Phil has already blogged a summary of last week’s memorably tagged What Metadata or cetiswmd meeting. During the latter part of the meeting we split up to discuss practical tasks and projects that the community could undertake with support from CETIS and JISC to explore the kind of issues that were raised at the meeting. We agreed to draft a rough outline of some of these potential activities and then feed them back to the community for comment and discussion. So if you have any thoughts or suggestions please let us know. CETIS are proposing to set up a task group or working group of some kind to develop this work and to provide a forum to explore technical issues relating to the resource description, management and discovery in the context of open educational resources.
I helped to facilitate the breakout group that focused on what we might be able to achieve by looking at existing metadata collections. Here’s an outline of the activity what we discussed.
Textual Analysis of Metadata Records
A large number of existing collections of metadata records were identified by participants including NDLR, JorumOpen, OU openlearn, US data.gov collections, all of which could be analysed to ascertain which fields are used most widely and how they are described. Clearly this metadata exists in a wide range of heterogeneous formats so the task is not as simple as comparing like with like. The “traditional” way to compare different metadata schema and records is through the use of cross-walks. However developing cross walks is a non-trivial task that in itself requires considerable time and resource.
An alternative approach was put forward by ADL’s Dan Rehak who suggested treating the metadata collections as text, stripping out fields and formatting and running the raw data through a semantic analysis tool such as Open Calais. Open Calais uses natural language processing, machine learning and other methods to analyse documents and find the entities within them. Calais claim to go “well beyond classic entity identification and return the facts and events hidden within your text as well.”
Applying data mining and semantic analysis techniques to a large corpus of educational metadata records would be an interesting exercise in itself but until we attempt such an analysis it’s hard to speculate what it might be possible to achieve with the output data. It would certainly be valuable to compare frequently occurring terms and relationships with an analysis of search web logs to see if the metadata records are actually describing the characteristics that users are searching for.
There was general agreement amongst participants that this would be an interesting and innovative project. Participants felt it would be advisable to start small with a comparison of two or three metadata collections, possibly those of JorumOpen, Xpert and the OU Openlearn before taking this forward further.

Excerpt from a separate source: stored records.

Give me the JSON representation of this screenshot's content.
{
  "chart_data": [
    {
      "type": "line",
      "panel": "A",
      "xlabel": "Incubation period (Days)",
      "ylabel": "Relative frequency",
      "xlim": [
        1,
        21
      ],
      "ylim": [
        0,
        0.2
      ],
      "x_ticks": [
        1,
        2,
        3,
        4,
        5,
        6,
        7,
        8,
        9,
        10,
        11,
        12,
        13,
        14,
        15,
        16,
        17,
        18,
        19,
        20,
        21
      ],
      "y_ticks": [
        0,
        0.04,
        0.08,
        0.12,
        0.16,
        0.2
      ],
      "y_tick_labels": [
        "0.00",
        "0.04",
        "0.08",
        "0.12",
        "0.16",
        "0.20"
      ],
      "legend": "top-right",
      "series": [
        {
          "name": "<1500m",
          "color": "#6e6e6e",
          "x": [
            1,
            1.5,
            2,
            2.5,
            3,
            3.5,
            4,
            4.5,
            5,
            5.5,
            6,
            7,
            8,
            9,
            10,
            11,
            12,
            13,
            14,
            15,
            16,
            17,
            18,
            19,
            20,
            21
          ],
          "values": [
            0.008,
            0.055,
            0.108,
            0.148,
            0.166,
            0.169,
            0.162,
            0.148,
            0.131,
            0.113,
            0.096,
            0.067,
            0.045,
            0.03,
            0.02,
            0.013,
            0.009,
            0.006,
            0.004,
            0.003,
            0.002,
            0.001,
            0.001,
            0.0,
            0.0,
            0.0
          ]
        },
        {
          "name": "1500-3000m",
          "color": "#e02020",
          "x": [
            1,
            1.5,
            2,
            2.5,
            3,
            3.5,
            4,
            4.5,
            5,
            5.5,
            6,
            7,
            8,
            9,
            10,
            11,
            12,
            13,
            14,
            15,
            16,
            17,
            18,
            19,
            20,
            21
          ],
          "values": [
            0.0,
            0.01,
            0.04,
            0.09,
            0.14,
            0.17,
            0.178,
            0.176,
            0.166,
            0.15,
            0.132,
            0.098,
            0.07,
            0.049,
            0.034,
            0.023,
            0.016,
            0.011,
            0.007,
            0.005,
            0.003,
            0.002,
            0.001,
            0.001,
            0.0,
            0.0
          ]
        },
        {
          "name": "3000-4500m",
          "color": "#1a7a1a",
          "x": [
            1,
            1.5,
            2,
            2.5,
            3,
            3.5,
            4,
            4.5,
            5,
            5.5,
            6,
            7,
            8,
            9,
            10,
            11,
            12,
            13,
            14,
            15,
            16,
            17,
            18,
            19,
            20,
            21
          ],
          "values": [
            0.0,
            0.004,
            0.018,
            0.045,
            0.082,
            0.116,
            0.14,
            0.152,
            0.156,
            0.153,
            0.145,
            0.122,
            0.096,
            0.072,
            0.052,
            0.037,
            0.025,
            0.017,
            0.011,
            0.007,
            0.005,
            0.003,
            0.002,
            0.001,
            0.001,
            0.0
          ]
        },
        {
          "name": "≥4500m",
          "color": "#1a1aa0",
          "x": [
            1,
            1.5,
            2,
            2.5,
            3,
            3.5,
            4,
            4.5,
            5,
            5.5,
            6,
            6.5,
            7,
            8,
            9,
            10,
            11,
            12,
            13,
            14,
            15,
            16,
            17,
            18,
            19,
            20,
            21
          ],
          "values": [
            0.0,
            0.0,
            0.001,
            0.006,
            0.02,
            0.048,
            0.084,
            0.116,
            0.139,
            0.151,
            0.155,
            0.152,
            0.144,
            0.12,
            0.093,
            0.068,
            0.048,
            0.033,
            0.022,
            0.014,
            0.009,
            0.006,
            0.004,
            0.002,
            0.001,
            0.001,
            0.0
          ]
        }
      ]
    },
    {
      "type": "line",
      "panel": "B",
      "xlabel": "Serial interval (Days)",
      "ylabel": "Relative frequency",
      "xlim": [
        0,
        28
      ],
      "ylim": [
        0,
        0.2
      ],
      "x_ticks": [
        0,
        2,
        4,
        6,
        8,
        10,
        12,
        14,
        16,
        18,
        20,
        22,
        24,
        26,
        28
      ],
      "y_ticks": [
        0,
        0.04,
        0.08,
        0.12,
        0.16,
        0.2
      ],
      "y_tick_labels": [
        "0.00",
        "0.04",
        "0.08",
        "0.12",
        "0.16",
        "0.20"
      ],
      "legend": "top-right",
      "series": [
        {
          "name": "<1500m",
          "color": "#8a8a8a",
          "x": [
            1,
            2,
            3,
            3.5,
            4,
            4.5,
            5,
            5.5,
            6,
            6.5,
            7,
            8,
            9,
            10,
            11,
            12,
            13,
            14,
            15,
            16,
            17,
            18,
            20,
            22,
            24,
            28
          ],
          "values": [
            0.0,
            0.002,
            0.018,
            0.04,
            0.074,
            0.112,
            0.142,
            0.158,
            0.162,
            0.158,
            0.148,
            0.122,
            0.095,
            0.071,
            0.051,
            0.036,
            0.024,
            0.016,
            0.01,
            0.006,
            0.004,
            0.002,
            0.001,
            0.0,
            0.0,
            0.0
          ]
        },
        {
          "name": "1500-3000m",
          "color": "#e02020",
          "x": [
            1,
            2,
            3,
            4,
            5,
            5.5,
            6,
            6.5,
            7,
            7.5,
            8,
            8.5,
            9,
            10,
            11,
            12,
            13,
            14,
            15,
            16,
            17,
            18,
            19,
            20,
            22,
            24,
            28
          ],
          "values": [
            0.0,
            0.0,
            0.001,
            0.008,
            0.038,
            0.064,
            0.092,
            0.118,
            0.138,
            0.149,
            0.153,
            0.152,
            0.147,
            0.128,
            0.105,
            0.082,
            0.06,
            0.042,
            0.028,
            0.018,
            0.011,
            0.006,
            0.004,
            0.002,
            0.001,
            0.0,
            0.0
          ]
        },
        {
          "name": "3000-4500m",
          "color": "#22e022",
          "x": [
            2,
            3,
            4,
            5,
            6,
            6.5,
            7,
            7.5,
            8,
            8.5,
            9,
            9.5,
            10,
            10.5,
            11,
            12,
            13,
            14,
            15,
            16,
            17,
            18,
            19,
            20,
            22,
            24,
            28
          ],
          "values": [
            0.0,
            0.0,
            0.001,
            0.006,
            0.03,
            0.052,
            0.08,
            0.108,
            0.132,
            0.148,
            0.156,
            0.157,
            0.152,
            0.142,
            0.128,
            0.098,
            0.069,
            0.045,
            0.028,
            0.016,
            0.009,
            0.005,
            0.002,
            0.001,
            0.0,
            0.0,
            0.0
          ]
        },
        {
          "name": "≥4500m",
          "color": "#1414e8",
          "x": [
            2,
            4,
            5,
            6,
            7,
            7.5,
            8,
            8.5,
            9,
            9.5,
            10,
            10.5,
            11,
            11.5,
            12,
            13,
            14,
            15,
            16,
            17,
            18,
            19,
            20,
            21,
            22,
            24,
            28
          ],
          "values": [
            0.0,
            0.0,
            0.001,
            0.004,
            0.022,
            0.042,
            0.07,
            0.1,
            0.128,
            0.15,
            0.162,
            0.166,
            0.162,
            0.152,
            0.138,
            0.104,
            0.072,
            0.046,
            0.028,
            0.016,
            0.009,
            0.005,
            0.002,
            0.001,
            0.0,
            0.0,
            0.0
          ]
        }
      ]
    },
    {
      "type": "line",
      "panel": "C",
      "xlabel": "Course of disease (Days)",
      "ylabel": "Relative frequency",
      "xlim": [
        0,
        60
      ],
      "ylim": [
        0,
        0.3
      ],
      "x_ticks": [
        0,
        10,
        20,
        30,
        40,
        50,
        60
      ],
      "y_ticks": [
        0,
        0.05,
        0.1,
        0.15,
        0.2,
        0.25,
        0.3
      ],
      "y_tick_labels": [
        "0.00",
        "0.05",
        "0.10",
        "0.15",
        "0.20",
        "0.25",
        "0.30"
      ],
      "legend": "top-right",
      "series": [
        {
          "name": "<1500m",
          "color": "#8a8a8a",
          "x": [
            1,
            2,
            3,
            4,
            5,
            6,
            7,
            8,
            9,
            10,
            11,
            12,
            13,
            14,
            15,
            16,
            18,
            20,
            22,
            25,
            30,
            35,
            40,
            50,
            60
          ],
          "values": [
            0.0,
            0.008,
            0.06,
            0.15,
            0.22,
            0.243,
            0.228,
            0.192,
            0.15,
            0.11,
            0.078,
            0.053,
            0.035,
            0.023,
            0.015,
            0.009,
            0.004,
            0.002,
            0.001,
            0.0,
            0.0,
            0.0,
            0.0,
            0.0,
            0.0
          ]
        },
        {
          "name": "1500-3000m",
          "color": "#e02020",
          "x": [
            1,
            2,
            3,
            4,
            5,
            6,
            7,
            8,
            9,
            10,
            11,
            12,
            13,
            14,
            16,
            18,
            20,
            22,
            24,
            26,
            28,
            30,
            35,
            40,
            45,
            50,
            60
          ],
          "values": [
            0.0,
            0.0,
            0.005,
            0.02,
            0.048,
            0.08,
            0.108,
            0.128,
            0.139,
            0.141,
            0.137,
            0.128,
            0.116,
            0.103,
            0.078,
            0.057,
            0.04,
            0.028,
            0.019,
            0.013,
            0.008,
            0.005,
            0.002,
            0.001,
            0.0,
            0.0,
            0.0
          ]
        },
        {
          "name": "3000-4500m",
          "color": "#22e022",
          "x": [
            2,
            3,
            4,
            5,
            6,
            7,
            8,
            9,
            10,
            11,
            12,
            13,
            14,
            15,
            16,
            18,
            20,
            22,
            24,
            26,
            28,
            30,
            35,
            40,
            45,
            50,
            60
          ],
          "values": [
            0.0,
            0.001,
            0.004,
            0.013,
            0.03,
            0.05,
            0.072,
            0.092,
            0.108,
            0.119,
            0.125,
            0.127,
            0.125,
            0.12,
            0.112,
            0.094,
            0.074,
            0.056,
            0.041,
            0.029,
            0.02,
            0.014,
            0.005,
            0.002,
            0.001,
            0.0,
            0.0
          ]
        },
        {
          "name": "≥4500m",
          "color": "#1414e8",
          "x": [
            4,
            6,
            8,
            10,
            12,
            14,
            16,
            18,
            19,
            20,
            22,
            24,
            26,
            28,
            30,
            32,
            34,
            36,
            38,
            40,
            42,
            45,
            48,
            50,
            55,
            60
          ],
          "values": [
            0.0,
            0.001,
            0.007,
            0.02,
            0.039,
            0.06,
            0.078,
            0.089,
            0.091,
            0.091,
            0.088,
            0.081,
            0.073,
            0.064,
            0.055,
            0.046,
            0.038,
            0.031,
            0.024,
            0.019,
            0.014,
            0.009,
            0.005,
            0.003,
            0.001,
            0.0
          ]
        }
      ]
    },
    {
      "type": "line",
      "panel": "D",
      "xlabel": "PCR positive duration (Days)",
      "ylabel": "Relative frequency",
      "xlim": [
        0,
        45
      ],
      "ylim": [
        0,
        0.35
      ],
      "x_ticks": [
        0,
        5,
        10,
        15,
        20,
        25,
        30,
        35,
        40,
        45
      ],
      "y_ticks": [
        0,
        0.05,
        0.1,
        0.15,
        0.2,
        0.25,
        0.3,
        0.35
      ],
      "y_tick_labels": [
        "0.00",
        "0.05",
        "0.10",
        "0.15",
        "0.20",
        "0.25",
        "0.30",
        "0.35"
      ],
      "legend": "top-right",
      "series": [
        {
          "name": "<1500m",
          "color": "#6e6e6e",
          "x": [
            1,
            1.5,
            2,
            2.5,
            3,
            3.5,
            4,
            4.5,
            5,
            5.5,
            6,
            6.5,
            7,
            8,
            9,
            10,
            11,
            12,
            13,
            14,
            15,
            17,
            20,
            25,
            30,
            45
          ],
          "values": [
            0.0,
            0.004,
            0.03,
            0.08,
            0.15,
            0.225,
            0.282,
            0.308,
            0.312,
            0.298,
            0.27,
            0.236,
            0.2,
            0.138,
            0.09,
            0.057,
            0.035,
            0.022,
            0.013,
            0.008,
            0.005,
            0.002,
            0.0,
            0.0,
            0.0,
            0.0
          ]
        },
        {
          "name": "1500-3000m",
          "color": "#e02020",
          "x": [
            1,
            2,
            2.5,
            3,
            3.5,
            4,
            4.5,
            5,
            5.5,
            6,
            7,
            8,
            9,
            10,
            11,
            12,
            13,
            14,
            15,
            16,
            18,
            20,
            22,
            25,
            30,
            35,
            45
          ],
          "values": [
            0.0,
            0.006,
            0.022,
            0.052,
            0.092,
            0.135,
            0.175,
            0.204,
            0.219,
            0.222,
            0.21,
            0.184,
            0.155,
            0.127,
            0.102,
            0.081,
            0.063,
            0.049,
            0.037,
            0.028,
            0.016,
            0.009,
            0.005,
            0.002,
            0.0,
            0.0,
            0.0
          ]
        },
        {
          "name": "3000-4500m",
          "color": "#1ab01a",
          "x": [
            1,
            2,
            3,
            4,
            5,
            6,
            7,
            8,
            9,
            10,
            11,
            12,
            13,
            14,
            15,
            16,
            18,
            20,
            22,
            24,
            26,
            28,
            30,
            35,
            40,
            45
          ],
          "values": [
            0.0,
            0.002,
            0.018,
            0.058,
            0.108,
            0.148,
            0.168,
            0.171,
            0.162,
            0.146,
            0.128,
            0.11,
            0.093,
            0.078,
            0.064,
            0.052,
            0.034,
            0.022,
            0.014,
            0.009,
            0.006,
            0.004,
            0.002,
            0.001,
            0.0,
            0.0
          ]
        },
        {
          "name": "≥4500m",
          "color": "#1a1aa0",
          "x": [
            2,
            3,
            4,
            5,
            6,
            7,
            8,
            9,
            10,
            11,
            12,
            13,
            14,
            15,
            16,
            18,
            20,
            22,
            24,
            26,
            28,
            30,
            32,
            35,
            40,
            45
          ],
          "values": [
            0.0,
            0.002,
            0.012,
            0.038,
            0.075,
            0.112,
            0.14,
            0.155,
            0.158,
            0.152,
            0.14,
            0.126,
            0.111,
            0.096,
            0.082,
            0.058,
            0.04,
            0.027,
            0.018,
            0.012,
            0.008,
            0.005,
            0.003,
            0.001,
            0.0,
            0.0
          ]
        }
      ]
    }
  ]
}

One thing I am slightly unsure about regarding this method is that Open Calais identifies the relationship between words but once we strip out the metadata encoding of our sample records this information will be lost. I don’t know enough about how these semantic analysis tools work to know whether this is a problem or if they are clever enough for this not to be an issue. I suppose the only way we’ll find out if the results are sensible or useful is to give it a try!
I’d also be very interested to hear how this approach compares with work being undertaken on a much larger scale by the Digging into Data Challenge projects and Mimas’ Bringing Meaning into Search initiative.
Other Activities
Phil has already summarised the other possible tasks and activities put forward by the other breakout groups which include:
- Establishing a common format for sharing search logs.
- Identify which fields are used on advanced forms and how many people use advanced search facilities.
- Analysis of the relative proportion of users who search and browse for resources and how many people click onwards from the initial resources.
- Further development of the search questionnaire used by David Davies. If sufficient responses could be gathered to the same questions this would facilitate meta analysis of the results.
- Work with communities around specific repositories and find out what works and doesn’t work across individual platforms and installations.
- Create a research question inventory on the CETIS wiki and invite people to put forward ideas.
If anyone has any comments or suggestions on any of the above ideas we’d love to hear from you!
On the suggestion of analysing stripped-out metadata and using OpenCalais (or similar offerings, for example I gather Zemanta is more likely to serve-up “public” URIs for entities than OpenCalais), I think you would have to compose proper sentences from the metadata rather than just stripping. e.g. “This presentation was created by Norbert Casteret”.
An ingenious approach to crosswalk!
Hi Adam, thanks for the ref to Zemanta. It may be that OpenCalais is not the most appropriate tool for this kind of semantic analysis, that would be one of the things we’d want to investigate.